Dark web : les données de 12 324 clients Be-bunk mises en vente

Une base de données attribuée à Be-bunk, la fintech calédonienne, est apparue sur un forum du dark web. Elle contiendrait les informations personnelles et bancaires de 12 324 clients, notamment des IBAN, soldes, numéros de téléphone et données d’identification KYC.
Cette nouvelle publication intervient quelques mois seulement après le piratage reconnu en mars 2026, lorsque les données de près de 13 000 utilisateurs de Be-bunk avaient déjà été compromises.
Les données de 12 324 clients Be-bunk diffusées sur le dark web
L’alerte a été signalée le 22 juillet 2026. Un utilisateur utilisant le pseudonyme « kitta » affirme avoir publié une base de données provenant de Be-bunk et concernant précisément 12 324 clients uniques.
Le fichier contiendrait notamment des noms, adresses électroniques, numéros de téléphone, IBAN, soldes bancaires, identifiants de connexion et informations liées aux procédures KYC.
Des statuts PEP, relatifs aux personnes politiquement exposées, ainsi que des informations FATCA figureraient également parmi les données.
La publication apparaît sur un forum fréquenté par des acteurs spécialisés dans la diffusion de bases de données compromises.
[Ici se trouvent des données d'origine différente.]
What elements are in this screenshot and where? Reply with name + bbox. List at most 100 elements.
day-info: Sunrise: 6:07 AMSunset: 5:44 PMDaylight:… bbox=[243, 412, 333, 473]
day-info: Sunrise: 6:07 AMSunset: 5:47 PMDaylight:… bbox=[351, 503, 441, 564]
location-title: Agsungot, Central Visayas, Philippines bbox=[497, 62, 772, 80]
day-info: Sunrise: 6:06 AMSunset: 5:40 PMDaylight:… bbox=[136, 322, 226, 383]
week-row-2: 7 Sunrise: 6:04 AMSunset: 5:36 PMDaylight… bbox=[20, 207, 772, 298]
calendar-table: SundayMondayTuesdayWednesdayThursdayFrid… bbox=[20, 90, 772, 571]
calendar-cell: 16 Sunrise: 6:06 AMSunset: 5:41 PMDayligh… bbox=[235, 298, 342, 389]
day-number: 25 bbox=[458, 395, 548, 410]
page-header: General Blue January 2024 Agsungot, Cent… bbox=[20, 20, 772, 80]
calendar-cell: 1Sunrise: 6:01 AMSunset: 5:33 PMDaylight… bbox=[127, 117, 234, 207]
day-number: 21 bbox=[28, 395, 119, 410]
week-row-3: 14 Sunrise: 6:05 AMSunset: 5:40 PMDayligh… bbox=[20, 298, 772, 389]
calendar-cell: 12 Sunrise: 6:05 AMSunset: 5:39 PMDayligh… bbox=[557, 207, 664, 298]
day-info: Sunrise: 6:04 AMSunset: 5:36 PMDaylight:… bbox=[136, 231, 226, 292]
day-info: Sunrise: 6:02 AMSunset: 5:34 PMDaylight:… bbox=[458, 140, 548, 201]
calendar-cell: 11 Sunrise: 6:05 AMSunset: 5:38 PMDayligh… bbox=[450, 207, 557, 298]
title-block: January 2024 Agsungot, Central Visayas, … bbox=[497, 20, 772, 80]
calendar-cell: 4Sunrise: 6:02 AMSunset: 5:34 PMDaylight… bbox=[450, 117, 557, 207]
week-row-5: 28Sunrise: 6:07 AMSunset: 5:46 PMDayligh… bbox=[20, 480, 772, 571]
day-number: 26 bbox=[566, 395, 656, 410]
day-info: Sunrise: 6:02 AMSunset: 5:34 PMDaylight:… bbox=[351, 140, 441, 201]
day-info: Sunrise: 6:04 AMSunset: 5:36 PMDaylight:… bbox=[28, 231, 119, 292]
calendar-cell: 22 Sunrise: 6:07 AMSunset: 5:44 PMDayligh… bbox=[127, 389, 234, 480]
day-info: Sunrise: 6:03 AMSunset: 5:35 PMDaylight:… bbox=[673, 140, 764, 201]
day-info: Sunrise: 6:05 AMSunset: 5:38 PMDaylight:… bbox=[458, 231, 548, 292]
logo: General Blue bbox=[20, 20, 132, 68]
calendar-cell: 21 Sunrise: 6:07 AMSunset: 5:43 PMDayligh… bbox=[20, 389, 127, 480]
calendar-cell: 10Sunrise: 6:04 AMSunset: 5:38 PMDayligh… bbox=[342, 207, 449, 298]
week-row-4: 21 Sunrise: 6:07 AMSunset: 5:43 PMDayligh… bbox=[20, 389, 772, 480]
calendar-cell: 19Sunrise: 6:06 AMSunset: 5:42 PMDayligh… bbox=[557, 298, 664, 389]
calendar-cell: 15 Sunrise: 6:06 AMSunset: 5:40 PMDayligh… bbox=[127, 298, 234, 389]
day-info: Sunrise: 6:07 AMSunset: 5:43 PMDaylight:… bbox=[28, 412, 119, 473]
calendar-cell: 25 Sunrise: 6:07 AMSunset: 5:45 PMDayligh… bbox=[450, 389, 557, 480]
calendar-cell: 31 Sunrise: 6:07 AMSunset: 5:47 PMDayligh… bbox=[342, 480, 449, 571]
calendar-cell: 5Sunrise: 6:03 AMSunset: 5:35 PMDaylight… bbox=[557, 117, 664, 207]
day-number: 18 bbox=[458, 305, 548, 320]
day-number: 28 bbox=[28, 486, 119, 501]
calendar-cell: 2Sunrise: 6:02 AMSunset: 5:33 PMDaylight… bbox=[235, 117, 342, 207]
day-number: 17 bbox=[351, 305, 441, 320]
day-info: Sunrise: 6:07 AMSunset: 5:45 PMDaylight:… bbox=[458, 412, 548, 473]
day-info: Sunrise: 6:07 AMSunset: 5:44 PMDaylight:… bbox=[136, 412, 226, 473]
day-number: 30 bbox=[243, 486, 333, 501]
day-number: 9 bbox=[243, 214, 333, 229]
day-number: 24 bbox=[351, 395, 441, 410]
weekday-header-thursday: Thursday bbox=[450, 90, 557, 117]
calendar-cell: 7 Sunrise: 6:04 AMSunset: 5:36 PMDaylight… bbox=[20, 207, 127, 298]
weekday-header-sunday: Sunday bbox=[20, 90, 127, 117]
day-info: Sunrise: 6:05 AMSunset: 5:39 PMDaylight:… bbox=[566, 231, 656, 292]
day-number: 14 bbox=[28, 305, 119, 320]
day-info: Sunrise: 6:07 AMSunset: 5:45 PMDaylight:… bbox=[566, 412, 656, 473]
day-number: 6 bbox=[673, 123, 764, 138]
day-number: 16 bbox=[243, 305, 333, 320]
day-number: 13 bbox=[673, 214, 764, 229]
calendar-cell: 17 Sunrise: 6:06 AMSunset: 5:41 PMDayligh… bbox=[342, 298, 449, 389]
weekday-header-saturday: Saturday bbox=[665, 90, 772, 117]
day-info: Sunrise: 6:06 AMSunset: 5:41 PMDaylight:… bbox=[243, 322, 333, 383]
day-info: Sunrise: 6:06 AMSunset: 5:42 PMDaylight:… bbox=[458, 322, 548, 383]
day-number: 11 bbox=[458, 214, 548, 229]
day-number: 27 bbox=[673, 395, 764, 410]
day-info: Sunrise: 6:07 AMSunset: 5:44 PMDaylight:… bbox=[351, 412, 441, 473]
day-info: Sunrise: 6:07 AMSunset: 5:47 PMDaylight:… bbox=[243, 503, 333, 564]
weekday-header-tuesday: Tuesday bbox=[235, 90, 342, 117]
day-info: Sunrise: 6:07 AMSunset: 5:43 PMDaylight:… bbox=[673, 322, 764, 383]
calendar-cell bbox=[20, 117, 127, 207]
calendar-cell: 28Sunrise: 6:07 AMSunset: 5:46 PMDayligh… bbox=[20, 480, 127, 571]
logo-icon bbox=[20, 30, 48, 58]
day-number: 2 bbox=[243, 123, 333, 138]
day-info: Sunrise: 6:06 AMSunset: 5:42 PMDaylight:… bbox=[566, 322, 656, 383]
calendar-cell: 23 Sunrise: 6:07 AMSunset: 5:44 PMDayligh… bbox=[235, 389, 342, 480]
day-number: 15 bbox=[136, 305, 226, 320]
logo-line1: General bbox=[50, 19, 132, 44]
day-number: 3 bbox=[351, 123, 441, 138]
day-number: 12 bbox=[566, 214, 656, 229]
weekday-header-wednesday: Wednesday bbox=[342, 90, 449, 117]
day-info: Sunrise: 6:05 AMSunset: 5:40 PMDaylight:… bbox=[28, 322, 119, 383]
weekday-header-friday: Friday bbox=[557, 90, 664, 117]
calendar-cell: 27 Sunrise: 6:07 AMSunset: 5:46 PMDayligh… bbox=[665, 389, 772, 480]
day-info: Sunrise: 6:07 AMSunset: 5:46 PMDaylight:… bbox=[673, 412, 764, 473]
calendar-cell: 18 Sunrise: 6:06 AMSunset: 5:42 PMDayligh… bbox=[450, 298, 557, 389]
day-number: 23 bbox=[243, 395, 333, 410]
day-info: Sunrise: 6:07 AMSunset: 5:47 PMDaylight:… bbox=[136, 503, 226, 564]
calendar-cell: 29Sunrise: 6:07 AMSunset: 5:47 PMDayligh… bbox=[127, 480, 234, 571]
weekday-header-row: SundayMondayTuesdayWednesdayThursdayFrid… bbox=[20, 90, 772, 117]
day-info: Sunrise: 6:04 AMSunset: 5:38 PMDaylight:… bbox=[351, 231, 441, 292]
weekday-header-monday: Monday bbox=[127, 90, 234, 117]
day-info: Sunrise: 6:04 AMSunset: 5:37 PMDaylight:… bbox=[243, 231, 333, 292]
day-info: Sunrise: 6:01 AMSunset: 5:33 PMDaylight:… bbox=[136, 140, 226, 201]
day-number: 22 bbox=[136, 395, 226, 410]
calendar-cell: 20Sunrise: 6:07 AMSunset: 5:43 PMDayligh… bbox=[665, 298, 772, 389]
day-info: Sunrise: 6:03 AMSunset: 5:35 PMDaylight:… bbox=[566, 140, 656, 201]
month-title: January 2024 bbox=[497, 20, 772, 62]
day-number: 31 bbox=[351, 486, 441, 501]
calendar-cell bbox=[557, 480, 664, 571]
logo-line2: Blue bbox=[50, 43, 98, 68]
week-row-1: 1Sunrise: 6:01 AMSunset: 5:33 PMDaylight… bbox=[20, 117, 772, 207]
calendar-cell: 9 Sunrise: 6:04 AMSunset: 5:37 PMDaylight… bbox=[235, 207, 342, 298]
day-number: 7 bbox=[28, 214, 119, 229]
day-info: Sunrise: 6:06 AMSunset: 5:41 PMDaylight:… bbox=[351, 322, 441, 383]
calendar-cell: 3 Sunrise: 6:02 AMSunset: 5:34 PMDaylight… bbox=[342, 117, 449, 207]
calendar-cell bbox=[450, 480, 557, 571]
Dans ce cas précis, le contenu serait proposé gratuitement aux membres remplissant certaines conditions d’accès.
Une affaire particulièrement sensible en Nouvelle-Calédonie
Be-bunk est une société calédonienne, lancée en 2022 et proposant notamment ses services en Nouvelle-Calédonie, en Polynésie française et à Wallis-et-Futuna.
L’ampleur de la base publiée est donc particulièrement significative à l’échelle du territoire.
En mars dernier, près de 11 000 utilisateurs calédoniens avaient déjà été identifiés parmi les personnes potentiellement exposées après le piratage de Be-bunk. D’autres clients étaient concernés en Polynésie française et à Wallis-et-Futuna.
Un premier piratage en mars 2026
Début mars, Be-bunk avait été victime d’une intrusion informatique ayant entraîné une fuite de données personnelles.
Des dizaines de millions de lignes de données avaient alors été revendiquées sur internet par un pirate informatique. Les informations concernées comprenaient notamment des IBAN, soldes, identités, numéros de téléphone, adresses électroniques et identifiants utilisateurs.
Environ 13 000 clients étaient concernés par cet incident.
Nouvelle fuite ou anciennes données remises en circulation ?
C’est désormais la principale interrogation.
Le nombre de clients revendiqué en juillet — 12 324 personnes — est très proche des quelque 13 000 utilisateurs concernés par le piratage du mois de mars.
Les catégories de données annoncées sont également similaires : IBAN, soldes, identités, téléphones et informations KYC.
À ce stade, il est cependant impossible d’affirmer qu’il s’agit des mêmes fichiers.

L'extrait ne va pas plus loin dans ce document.